Among the items to be disclosed were (1) how much weight its admissions process gives to an applicant’s race, ethnicity, etc.; (2) the probability that a student given preferred consideration on the basis of race or ethnicity will need to enroll in a remediation program; (3) graduation rates for preferred students vs. those of non-preferred students; and (4) the probability that a preferred student will default on student loans.

The bill was, of course, defeated. The opponents of the bill argued that it was unnecessary, asserting that institutions of higher learning would happily provide such information without a government mandate to do so.

That assertion was, to put it politely, wholly unsupported by the facts. The information that would’ve been required by the Disclosure Act is closely guarded by every institution that employs preferences. Indeed, shortly after the Supreme Court decided Grutter v. Bollinger and Gratz v. Bollinger, my counsel sent a survey to 40 colleges requesting much of the same information that would’ve been required under the Disclosure Act. We received no responses whatsoever. Indeed, the general counsels of some of the institutions became apoplectic, contacting the Civil Rights Commission to excoriate my impertinence and ask for an exemption. The Center for Equal Opportunity and the National Association of Scholars also found that getting such information was about as easy as getting the New York Times to print a story about Hunter Biden’s laptop.

The information required to be disclosed would be valuable to students regardless of race. Non-preferred applicants would know whether their chances of admission at particular schools approach futility; preferred but underqualified applicants could gauge their probabilities of graduating.

As demonstrated by the testimony of UCLA law professor Richard Sander before the U.S. Commission on Civil Rights in June 2006, this could greatly improve the graduation rates of black law students in particular. Sander identified a profound disconnect between the actual operation of law schools’ preferential admissions policies and how black law students perceive them. Whereas in reality, black law-school applicants are up to 100 times more likely to be admitted than their similarly situated white comparatives, Sander testified,

blacks tend to assume that they are more qualified than their white classmates, because they are so assiduously courted by the schools that admit them. Data from the [Law School Admissions Council Bar Passage Study] show clearly that blacks entering law school had higher expectations for their first-year grades than did whites. [Emphasis added.]

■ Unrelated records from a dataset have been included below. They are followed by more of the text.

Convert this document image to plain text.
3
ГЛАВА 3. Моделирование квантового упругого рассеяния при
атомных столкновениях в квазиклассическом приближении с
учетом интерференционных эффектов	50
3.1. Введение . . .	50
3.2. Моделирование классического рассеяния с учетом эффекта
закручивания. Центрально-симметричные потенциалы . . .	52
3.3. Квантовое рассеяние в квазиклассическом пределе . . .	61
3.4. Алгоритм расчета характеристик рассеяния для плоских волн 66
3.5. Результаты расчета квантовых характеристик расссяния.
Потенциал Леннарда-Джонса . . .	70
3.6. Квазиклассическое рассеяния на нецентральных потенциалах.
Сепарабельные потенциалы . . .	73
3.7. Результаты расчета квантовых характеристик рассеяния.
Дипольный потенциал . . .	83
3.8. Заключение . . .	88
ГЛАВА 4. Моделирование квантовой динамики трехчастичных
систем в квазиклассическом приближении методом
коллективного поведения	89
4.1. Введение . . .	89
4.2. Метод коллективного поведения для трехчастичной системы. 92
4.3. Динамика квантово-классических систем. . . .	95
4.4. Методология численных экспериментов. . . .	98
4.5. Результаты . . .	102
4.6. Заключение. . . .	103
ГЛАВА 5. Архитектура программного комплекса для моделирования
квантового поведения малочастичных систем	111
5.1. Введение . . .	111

These misconceptions have disastrous effects. They contribute to the tendency of many black students to enroll at schools at which they can’t compete. The result is that, for years, half of black law students have been in the bottom 10 percent of their respective classes and have been more than twice as likely as whites never to graduate. Additionally, evidence then adduced by the Civil Rights Commission showed that more than 50 percent of black law-school matriculants never become lawyers. Even if there’s been some improvement in these figures since the commission’s hearings, they nonetheless signal lots of wasted tuition fees and disrupted career paths.

Disclosure of racial preferences would simply require colleges to do what financial institutions have been required to do for years under provisions such as the Home Mortgage Disclosure Act. Law-school applicants would also benefit from knowing bar passage rates and correlations between bar passage rates and GPAs.

Obviously, there’s little chance that a Disclosure Act would pass during a Biden administration. But the ground should be prepped right now. Overwhelming evidence shows that the racial-preference shell game hurts the preferred and the non-preferred, not to mention society at large. Time for some transparency.

Peter Kirsanow — Peter N. Kirsanow is an attorney and a member of the United States Commission on Civil Rights.